The Tales and Traumas of a Modern School Nativity Ayshea Elliott December 06 2014, 7 Comments

So, as in so many British households, we’re in the run up to the Christmas nativity. Jimmy is in reception and this year they’re performing Whoops a Daisy Angel. It’s a modern spin on the nativity with the main character ‘Whoops a Daisy’ experiencing calamities throughout her journey to Bethlehem where she eventually oversees the birth of Jesus to Mary and Joseph (mere bit parts in Whoops a Daisy…).

Jimmy has been given the role of one of the three Kings, which I must admit that in competitive Mummy mode (I try not to, but who can help it?!), I was rather chuffed with. I mean, King, that’s a good part surely? Especially when you hear that the Kings have a helper each. A helper! I just knew that it was one of the main parts, because the teachers could obviously see his star potential, right?

Wrong. The evening following the first rehearsal, we had tears at home. Jimmy was horrified that his part only consisted of walking around in a circle, bowing, then placing down a present. (Can you tell he has inherited Mummy’s diva characteristics?) Through sobs he explained that he didn’t even have a line to say and that worst of all, the school provided the costumes so he couldn’t even have one of Mummy’s King costumes to wear!

 So I decided to take the Phoebe from Friends approach when she is given the job of cups and ice at Rachel’s party (sorry to any non-Friends fans), if Jimmy was going to be the King, he’d be the best King there could ever be. I pictured Daniel Day Lewis with his method acting. Jimmy would have to live, breathe and become a King. So we have so far practiced how a King would eat his Weetabix, play football, brush his teeth, get ready for school and on and on. Jimmy’s embraced the technique and I hear him talking to his teddies in a Kingly voice when he’s going to sleep at night. Good boy!

Rehearsals are really getting going and every night Jimmy comes home singing another song from the show. He loves a bit of music and drama so this is definitely a good time of year for him.

The one sour note about the Christmas nativity for me is that it’s always such a shame that grandparents don’t get to go. My mother-in-law is really close to Jimmy and actually lives with us at the moment, so she gets to hear all the songs, see all the method acting, but won’t get to see the show itself as we’re limited to two tickets per family. I totally understand why, health and safety and all that, but it’s one of those times where I just think wouldn’t it be nice to throw caution to the win and let the Grandparents squeeze in if they are really keen to see the show. I’d love to hear the teacher’s perspective on this one.

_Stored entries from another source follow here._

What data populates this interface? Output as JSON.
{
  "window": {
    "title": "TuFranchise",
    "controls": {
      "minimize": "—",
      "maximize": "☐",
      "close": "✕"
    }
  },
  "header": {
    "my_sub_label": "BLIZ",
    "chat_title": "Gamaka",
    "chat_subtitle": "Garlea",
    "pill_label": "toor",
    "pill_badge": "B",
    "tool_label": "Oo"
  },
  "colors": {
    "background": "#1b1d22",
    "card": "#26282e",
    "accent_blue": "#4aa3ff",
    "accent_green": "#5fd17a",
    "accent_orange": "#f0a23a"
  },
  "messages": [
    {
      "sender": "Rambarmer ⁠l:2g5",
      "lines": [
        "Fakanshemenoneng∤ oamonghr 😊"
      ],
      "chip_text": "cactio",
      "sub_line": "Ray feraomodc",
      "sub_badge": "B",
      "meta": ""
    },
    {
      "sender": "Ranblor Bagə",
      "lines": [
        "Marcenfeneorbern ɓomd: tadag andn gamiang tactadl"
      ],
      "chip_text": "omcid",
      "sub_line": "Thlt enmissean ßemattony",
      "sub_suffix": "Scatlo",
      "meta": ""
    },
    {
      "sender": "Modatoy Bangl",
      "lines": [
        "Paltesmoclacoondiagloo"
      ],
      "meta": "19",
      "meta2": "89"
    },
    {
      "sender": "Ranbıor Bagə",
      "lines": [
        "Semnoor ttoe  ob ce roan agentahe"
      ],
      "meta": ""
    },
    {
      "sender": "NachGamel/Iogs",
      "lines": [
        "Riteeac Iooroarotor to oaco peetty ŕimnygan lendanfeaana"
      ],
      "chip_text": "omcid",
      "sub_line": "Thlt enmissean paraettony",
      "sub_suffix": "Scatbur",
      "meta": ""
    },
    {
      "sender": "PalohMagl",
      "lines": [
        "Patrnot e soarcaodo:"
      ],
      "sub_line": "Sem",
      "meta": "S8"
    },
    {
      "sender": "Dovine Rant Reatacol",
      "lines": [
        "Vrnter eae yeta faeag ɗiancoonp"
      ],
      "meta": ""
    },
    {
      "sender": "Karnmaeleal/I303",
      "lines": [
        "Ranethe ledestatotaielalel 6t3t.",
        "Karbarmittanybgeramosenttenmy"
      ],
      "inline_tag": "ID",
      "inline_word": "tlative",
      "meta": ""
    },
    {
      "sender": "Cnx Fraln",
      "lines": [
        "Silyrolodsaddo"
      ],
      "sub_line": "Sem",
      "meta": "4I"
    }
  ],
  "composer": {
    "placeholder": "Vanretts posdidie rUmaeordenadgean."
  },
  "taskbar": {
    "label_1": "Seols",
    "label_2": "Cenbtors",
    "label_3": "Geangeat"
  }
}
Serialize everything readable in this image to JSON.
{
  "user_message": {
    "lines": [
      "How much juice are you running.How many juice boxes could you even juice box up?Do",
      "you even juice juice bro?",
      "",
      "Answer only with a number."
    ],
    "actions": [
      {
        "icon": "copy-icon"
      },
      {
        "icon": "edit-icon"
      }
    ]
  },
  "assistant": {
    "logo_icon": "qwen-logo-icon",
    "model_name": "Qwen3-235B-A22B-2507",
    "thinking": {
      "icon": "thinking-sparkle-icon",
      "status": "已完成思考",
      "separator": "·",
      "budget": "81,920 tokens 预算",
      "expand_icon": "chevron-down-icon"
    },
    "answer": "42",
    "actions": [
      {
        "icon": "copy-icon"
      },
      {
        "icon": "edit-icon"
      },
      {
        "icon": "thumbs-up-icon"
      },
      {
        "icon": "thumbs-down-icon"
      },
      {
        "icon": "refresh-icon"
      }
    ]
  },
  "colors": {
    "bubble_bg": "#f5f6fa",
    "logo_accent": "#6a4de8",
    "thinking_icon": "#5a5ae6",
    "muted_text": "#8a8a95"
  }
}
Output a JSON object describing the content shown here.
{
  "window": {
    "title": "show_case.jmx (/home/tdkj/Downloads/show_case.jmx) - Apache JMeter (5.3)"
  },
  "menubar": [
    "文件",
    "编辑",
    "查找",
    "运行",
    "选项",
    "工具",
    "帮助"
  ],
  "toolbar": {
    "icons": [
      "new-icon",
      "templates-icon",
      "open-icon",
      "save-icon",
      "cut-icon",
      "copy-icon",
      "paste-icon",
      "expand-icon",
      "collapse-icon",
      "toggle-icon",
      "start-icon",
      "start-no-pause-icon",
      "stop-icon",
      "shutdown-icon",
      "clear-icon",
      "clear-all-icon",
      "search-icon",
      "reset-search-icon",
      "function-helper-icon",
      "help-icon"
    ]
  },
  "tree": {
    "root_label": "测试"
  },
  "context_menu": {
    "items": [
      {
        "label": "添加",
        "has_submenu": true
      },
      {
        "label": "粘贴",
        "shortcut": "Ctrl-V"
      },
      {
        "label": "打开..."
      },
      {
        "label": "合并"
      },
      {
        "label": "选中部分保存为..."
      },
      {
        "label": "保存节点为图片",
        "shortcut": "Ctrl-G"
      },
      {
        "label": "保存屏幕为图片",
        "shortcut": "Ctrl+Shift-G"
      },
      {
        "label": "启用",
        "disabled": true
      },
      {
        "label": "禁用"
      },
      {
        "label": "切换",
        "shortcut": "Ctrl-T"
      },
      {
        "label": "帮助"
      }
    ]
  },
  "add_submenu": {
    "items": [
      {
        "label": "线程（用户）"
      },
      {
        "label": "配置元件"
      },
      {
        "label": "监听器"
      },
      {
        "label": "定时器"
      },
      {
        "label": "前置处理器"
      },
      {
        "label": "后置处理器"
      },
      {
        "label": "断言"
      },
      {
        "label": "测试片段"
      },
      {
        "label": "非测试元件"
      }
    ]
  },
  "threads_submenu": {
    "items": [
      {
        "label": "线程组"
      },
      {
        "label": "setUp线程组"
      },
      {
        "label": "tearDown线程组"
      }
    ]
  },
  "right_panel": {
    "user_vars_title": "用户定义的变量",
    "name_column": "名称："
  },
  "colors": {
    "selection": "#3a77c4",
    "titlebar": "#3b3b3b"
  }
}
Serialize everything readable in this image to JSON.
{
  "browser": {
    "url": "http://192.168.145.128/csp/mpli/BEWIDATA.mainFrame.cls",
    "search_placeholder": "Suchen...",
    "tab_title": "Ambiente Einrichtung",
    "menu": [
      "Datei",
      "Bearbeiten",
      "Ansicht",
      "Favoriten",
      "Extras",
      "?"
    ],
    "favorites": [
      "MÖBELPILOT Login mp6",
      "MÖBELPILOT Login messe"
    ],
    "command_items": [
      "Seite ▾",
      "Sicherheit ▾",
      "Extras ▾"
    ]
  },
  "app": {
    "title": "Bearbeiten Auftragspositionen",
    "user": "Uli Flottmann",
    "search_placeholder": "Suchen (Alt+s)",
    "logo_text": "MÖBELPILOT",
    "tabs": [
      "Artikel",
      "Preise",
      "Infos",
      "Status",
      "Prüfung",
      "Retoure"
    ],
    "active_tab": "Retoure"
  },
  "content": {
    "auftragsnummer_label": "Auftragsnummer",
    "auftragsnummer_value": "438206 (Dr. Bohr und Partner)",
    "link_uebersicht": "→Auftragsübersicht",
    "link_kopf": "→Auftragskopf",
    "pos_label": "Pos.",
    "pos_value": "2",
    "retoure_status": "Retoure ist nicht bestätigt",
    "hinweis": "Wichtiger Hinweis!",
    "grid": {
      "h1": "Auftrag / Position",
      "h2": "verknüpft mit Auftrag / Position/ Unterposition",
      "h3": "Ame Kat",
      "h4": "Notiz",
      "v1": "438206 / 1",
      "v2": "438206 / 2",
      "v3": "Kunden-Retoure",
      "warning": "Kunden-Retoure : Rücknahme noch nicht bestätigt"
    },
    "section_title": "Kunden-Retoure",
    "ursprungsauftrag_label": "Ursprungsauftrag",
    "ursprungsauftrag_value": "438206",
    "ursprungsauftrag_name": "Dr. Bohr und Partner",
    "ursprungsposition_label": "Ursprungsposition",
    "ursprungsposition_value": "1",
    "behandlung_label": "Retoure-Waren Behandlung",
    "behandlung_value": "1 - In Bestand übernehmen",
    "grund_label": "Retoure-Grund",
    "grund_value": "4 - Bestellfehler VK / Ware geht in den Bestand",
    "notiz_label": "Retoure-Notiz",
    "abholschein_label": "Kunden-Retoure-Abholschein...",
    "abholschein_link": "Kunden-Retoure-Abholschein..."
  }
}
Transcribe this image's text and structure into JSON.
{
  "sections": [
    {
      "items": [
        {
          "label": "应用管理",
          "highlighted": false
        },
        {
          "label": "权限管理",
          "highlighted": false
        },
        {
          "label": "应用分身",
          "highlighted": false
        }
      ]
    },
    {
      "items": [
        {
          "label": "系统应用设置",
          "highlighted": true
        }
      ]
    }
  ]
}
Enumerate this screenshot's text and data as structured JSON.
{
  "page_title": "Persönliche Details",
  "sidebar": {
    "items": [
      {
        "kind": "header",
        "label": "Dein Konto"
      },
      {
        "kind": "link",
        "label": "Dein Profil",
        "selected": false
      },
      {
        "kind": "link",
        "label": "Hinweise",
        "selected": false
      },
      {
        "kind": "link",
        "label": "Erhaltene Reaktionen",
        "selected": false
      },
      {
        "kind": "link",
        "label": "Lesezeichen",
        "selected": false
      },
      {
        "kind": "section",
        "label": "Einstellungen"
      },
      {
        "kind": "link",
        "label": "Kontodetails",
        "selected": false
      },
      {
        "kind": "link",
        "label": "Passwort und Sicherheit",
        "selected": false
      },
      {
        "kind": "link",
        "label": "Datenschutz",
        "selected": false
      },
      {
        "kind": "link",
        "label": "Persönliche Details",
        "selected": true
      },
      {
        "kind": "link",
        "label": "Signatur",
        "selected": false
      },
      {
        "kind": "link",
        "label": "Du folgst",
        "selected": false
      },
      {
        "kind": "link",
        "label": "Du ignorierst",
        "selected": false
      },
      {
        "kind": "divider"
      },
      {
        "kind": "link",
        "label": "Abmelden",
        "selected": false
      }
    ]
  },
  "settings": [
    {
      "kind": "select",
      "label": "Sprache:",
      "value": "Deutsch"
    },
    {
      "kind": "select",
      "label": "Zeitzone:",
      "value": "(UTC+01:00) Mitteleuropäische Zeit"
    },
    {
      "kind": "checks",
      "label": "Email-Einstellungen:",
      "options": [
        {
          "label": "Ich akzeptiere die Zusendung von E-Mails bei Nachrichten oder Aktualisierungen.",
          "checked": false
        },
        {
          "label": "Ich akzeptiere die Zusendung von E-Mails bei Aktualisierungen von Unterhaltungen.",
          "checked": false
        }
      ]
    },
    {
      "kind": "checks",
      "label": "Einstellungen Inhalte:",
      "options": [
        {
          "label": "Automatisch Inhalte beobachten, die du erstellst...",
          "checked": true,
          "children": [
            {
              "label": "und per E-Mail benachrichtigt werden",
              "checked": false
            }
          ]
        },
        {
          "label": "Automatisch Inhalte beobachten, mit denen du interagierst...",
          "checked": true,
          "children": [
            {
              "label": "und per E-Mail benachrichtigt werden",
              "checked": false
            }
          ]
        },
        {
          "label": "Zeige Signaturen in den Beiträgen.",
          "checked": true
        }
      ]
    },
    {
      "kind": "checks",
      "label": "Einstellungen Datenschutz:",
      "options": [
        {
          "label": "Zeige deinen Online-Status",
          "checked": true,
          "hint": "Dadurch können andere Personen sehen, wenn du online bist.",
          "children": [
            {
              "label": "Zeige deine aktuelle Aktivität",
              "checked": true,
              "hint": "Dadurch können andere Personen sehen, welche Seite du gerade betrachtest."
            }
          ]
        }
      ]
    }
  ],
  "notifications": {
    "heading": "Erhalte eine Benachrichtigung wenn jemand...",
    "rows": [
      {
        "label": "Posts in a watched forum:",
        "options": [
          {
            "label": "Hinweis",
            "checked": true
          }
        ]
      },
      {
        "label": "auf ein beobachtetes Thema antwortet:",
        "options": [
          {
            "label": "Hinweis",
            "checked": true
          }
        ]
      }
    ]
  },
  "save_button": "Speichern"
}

The other awful one is when parents themselves are unable to get the time off work, I mean, what kind of boss would be unsympathetic to letting a parent see their child’s nativity? You’d have to have a heart of stone. One Mum at Jimmy’s school was telling me that her boss has refused her time off unless she can find someone to stand in which she hasn’t been able to. How heart-wrenching. These are the times that don’t last for long and we should be able to enjoy them… I might start an online petition to force all workplaces to allow time off for the nativity, oh and sportsday! Who’s with me?!

Enjoy your Christmas plays whatever they may be and whatever part your child has been given. These are the times we’ll never forget.